Menurut dia, masa penahanan yang diperpanjang itu tidak berpotensi melanggar hak asasi manusia sebagaimana banyak dikhawatirkan.
"Pelanggarannya di mana? Kan kalau penahanan itu dikurangi masa hukumannya," ujar Badrodin di Rupatama Mabes Polri, Jakarta, Kamis (21/4/2016).
Menurut Badrodin, dengan panjangnya masa penahanan, maka hukumannya akan lebih singkat karena dipotong masa penahanan. Ia menegaskan bahwa penyidik bisa saja membutuhkan waktu lebih dari yang berlaku saat ini untuk mengorek informasi.
"Sehingga menurut saya dari perspektif penyidikan tidak ada masalah," kata Badrodin.
(Baca: Pasal “Guantanamo” di RUU Antiterorisme Penuh Kontroversi)
Salah satu pasal dalam RUU Pemberantasan Tindak Pidana Terorisme mencantumkan bahwa penyidik atau penuntut berhak menahan seseorang yang diduga teroris dalam waktu 6 bulan untuk proses pembuktian.
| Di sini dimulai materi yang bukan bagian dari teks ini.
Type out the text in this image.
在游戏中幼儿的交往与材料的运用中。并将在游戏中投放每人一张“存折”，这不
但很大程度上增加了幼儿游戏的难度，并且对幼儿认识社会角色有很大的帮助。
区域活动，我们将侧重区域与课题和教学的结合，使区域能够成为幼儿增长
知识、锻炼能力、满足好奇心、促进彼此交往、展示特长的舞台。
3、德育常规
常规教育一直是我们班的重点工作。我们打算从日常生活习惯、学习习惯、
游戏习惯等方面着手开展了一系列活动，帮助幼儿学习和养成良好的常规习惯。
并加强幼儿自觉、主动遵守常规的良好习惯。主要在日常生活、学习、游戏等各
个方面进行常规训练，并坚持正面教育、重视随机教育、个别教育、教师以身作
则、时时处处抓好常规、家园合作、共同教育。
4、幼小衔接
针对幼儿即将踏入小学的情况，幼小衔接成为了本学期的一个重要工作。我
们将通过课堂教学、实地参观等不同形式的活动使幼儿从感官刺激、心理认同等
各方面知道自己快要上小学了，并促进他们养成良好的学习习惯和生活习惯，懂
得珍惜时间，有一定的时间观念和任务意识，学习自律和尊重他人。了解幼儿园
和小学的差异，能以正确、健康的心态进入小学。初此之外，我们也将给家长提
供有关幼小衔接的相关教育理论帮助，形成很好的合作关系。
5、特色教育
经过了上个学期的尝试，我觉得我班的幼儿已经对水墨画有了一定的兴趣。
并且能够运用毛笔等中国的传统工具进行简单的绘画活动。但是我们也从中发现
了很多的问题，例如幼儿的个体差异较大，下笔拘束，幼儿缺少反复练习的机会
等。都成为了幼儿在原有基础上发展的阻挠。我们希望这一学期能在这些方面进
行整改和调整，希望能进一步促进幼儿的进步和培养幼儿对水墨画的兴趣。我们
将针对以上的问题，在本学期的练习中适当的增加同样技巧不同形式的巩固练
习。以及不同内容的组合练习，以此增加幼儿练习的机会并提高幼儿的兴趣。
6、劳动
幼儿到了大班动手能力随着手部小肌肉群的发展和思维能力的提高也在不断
Pasal baru itu dianggap sarat pelanggaran HAM dan menunjukkan ketidakmampuan penyidik dalam melakukan pengusutan dalam waktu cepat.
Ketua Panitia Khusus (Pansus) revisi Undang-Undang Nomor 15 tahun 2003 tentang Pemberantasan Tindak Pidana Terorisme Ahmad Syafii mengakui masih ada pro dan kontra dalam menyikapi draf RUU yang diajukan oleh pemerintah.
(Baca: Ini Poin-poin Revisi UU Antiterorisme yang Diusulkan Pemerintah)
Salah satu yang menjadi perhatian adalah aturan mengenai penahanan terduga teroris yang bisa hingga enam bulan.
"Ini mengkhawatirkan. Apakah tidak melanggar HAM? Apakah itu tidak melanggar hukum? Ini akan kami kaji dengan hati-hati dan komprehensif," kata Syafii.
Pansus akan mengundang Kementerian Hukum dan HAM untuk memaparkan urgensi RUU ini. Setelah itu, Pansus akan memanggil Polri, Badan Nasional Penanggulangan Terorisme, Densus 88, Tentara Nasional Indonesia, Badan Intelijen Negara, dan Komisi Nasional Hak Asasi Manusia.